Abstract
The Messinger-Huppert method is valuable for the determination of acetone and diacetic acid in urine but it gives only the sum of these two products and there is manifestly need of an additional quantitative method for the separate determination either of acetone or of diacetic acid.
While acetone is a liquid with a boiling point of 56°C. and dissolves in water in all proportions, I have found that it can be removed from its solutions by means of an air current and at ordinary room temperatures even more readily than ammonia. It can be determined in about half an hour, according to the same principle and by the help of the same apparatus which I use for the determination of ammonia.
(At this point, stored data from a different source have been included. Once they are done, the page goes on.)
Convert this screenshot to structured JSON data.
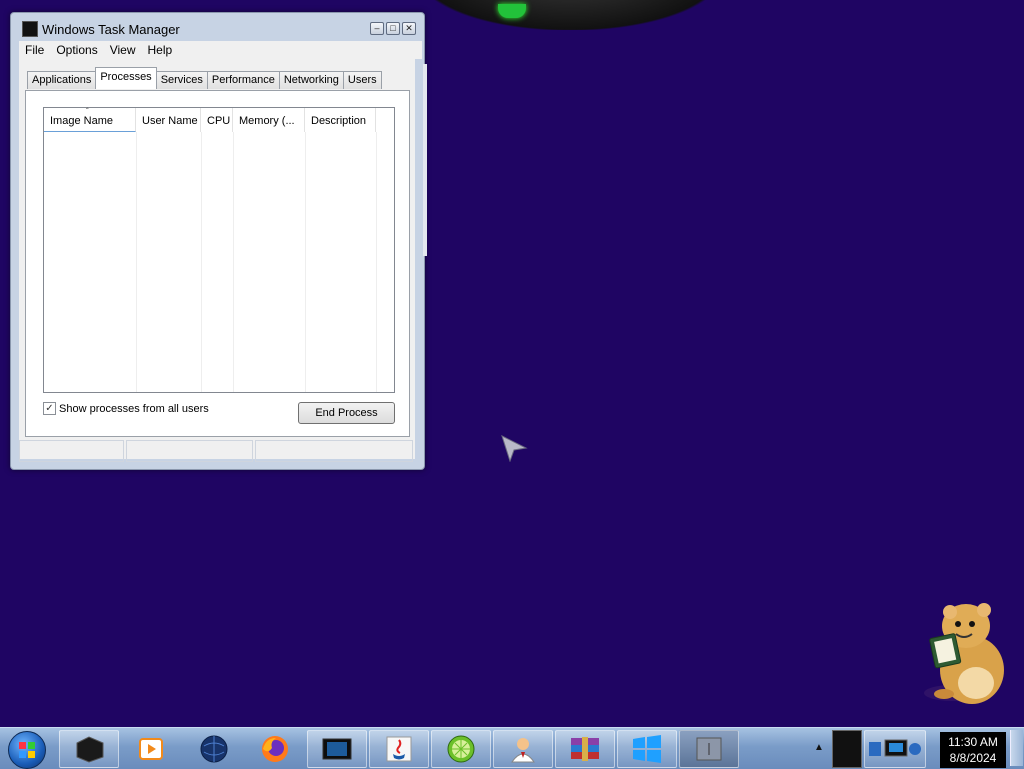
{
  "window": {
    "title": "Windows Task Manager",
    "controls": {
      "minimize": "–",
      "restore": "□",
      "close": "✕"
    }
  },
  "menu": [
    "File",
    "Options",
    "View",
    "Help"
  ],
  "tabs": [
    "Applications",
    "Processes",
    "Services",
    "Performance",
    "Networking",
    "Users"
  ],
  "active_tab": "Processes",
  "process_list": {
    "columns": [
      "Image Name",
      "User Name",
      "CPU",
      "Memory (...",
      "Description"
    ],
    "sorted_column": "Image Name",
    "rows": []
  },
  "show_all_users": {
    "label": "Show processes from all users",
    "checked": true
  },
  "end_process_label": "End Process",
  "taskbar": {
    "apps": [
      "terminal-icon",
      "media-player-icon",
      "network-globe-icon",
      "firefox-icon",
      "display-icon",
      "java-icon",
      "lime-icon",
      "user-doctor-icon",
      "winrar-icon",
      "windows-logo-icon",
      "task-manager-icon"
    ],
    "clock_time": "11:30 AM",
    "clock_date": "8/8/2024"
  }
}
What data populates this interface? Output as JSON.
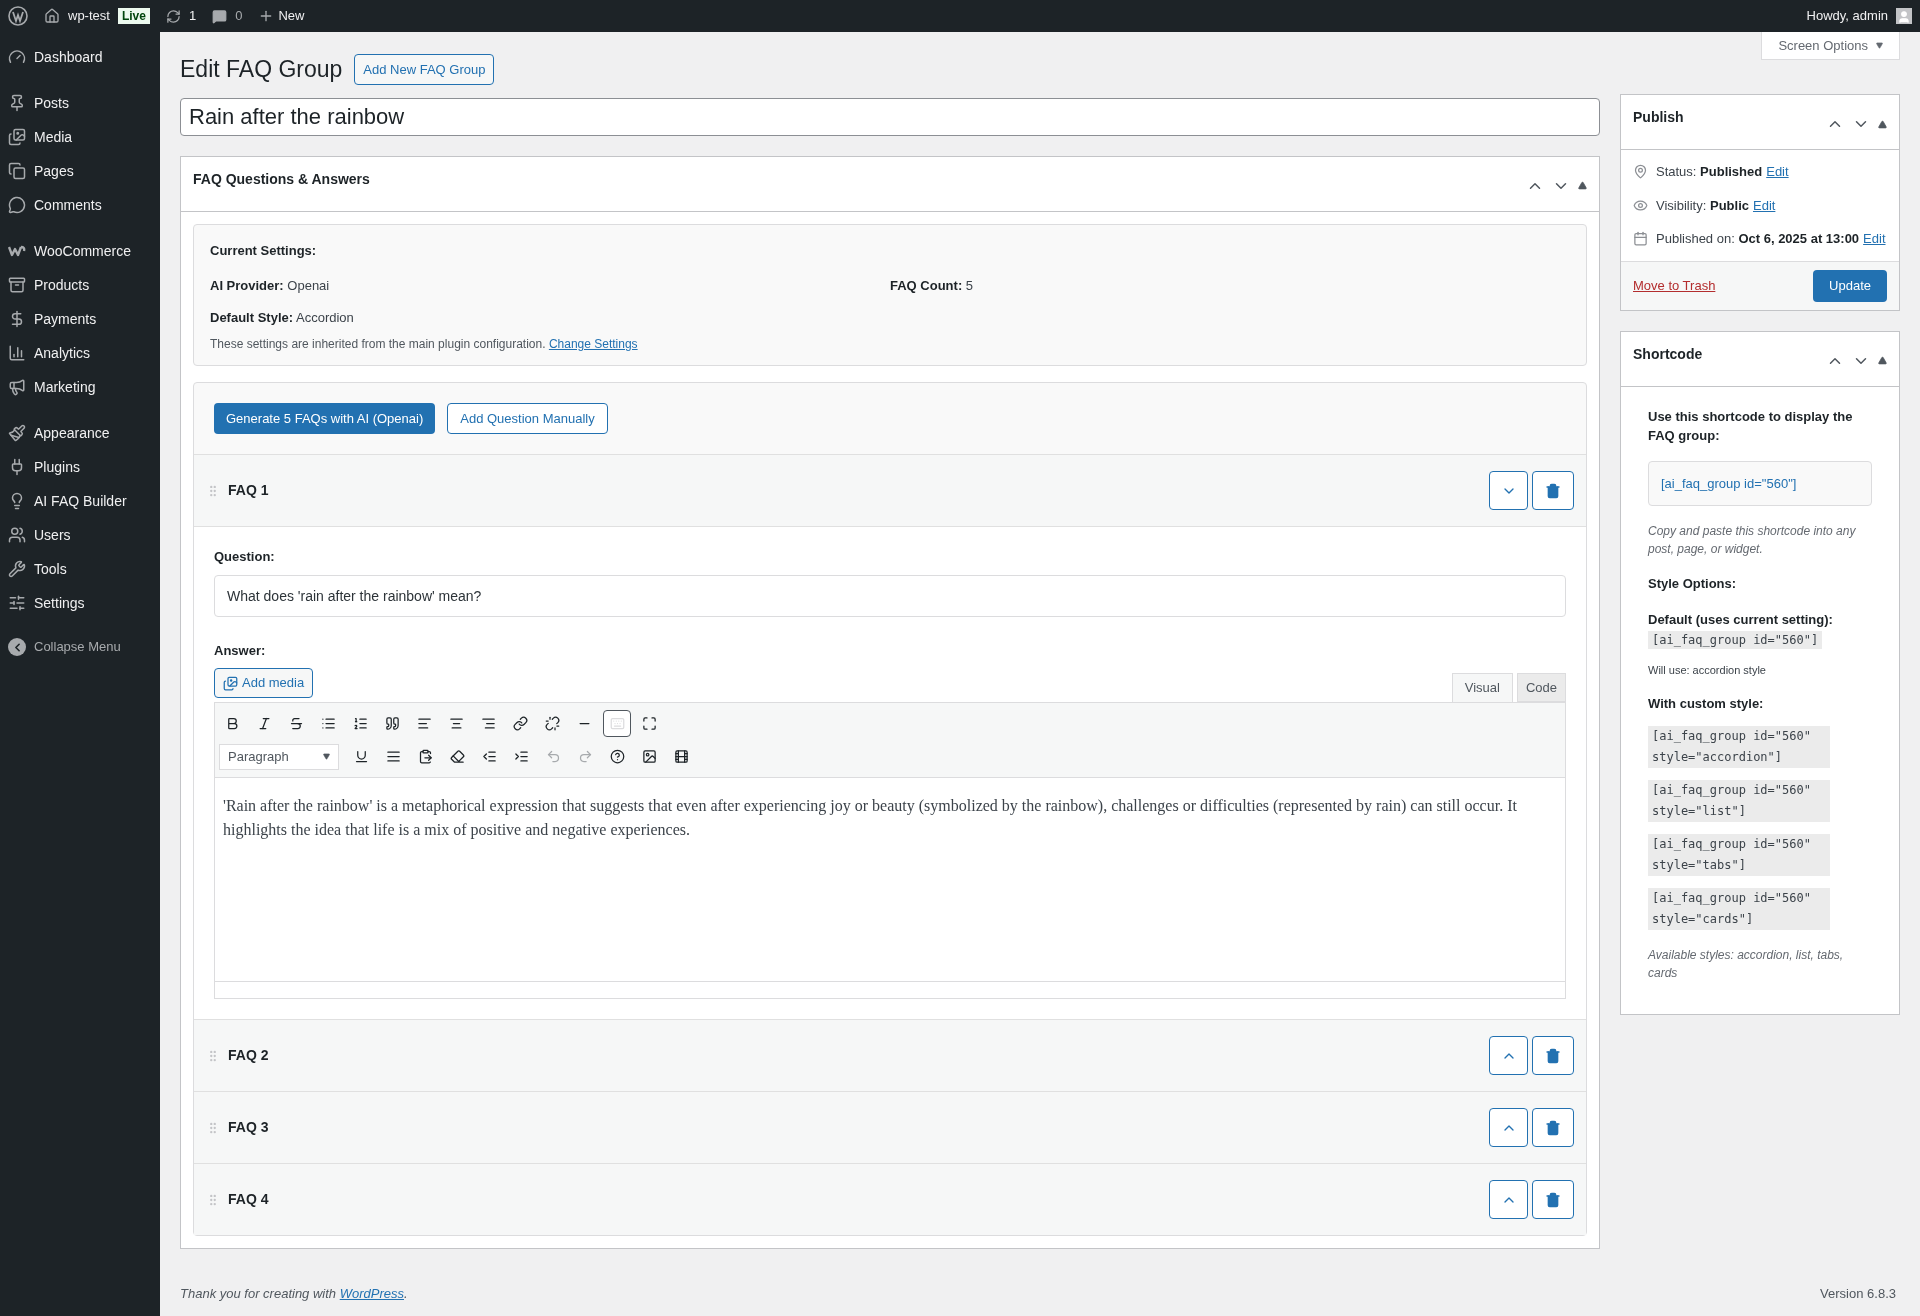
{
  "admin_bar": {
    "site": "wp-test",
    "badge": "Live",
    "updates": "1",
    "comments": "0",
    "new": "New",
    "greeting": "Howdy, admin"
  },
  "menu": [
    [
      {
        "label": "Dashboard"
      }
    ],
    [
      {
        "label": "Posts"
      },
      {
        "label": "Media"
      },
      {
        "label": "Pages"
      },
      {
        "label": "Comments"
      }
    ],
    [
      {
        "label": "WooCommerce"
      },
      {
        "label": "Products"
      },
      {
        "label": "Payments"
      },
      {
        "label": "Analytics"
      },
      {
        "label": "Marketing"
      }
    ],
    [
      {
        "label": "Appearance"
      },
      {
        "label": "Plugins"
      },
      {
        "label": "AI FAQ Builder"
      },
      {
        "label": "Users"
      },
      {
        "label": "Tools"
      },
      {
        "label": "Settings"
      }
    ]
  ],
  "collapse": "Collapse Menu",
  "screen_options": "Screen Options",
  "page_title": "Edit FAQ Group",
  "add_new": "Add New FAQ Group",
  "post_title": "Rain after the rainbow",
  "faq_box": {
    "title": "FAQ Questions & Answers",
    "settings": {
      "heading": "Current Settings:",
      "provider_label": "AI Provider:",
      "provider": "Openai",
      "count_label": "FAQ Count:",
      "count": "5",
      "style_label": "Default Style:",
      "style": "Accordion",
      "note": "These settings are inherited from the main plugin configuration.",
      "link": "Change Settings"
    },
    "generate": "Generate 5 FAQs with AI (Openai)",
    "add_manual": "Add Question Manually",
    "faqs": [
      {
        "title": "FAQ 1",
        "expanded": true,
        "question_label": "Question:",
        "question": "What does 'rain after the rainbow' mean?",
        "answer_label": "Answer:",
        "add_media": "Add media",
        "tabs": [
          {
            "label": "Visual",
            "selected": true
          },
          {
            "label": "Code",
            "selected": false
          }
        ],
        "format": "Paragraph",
        "toolbar_toggle_on": true,
        "answer": "'Rain after the rainbow' is a metaphorical expression that suggests that even after experiencing joy or beauty (symbolized by the rainbow), challenges or difficulties (represented by rain) can still occur. It highlights the idea that life is a mix of positive and negative experiences."
      },
      {
        "title": "FAQ 2",
        "expanded": false
      },
      {
        "title": "FAQ 3",
        "expanded": false
      },
      {
        "title": "FAQ 4",
        "expanded": false
      }
    ]
  },
  "publish": {
    "title": "Publish",
    "rows": [
      {
        "label": "Status:",
        "value": "Published",
        "link": "Edit"
      },
      {
        "label": "Visibility:",
        "value": "Public",
        "link": "Edit"
      },
      {
        "label": "Published on:",
        "value": "Oct 6, 2025 at 13:00",
        "link": "Edit"
      }
    ],
    "trash": "Move to Trash",
    "update": "Update"
  },
  "shortcode": {
    "title": "Shortcode",
    "intro": "Use this shortcode to display the FAQ group:",
    "code": "[ai_faq_group id=\"560\"]",
    "hint": "Copy and paste this shortcode into any post, page, or widget.",
    "style_heading": "Style Options:",
    "default_heading": "Default (uses current setting):",
    "default_code": "[ai_faq_group id=\"560\"]",
    "will_use": "Will use: accordion style",
    "custom_heading": "With custom style:",
    "custom_codes": [
      "[ai_faq_group id=\"560\" style=\"accordion\"]",
      "[ai_faq_group id=\"560\" style=\"list\"]",
      "[ai_faq_group id=\"560\" style=\"tabs\"]",
      "[ai_faq_group id=\"560\" style=\"cards\"]"
    ],
    "available": "Available styles: accordion, list, tabs, cards"
  },
  "footer": {
    "text": "Thank you for creating with",
    "link": "WordPress",
    "end": ".",
    "version": "Version 6.8.3"
  }
}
The determination is made as follows:
Measure 20-25 c.c. of acetone solution or urine into an aerometer cylinder and add 0.2-0.3 gm. oxalic acid or a few drops of 10 per cent, phosphoric acid, 8-10 gm. sodium chloride and a little petroleum. Connect with the absorbing bottle (as in the ammonia determination) in which has been placed water and 40 per cent. KOH solution (about 10 c.c. of the latter to 150 c.c. of the former) and an excess of a standardized solution of iodine. Connect the whole with a Chapman pump and run the air current through for 20-25 minutes. (The air current should be fairly strong but not as strong as for the ammonia determination.) Every trace of the acetone will now have been converted into iodoform in the receiving bottle. Acidify the contents of the latter by the addition of concentrated hydrochloric acid (10 C.C. for each 10 C.C. of the strong alkali used) and titrate the excess of the iodine, as in the Messinger-Huppert method, with standardized thiosulphate solution and starch.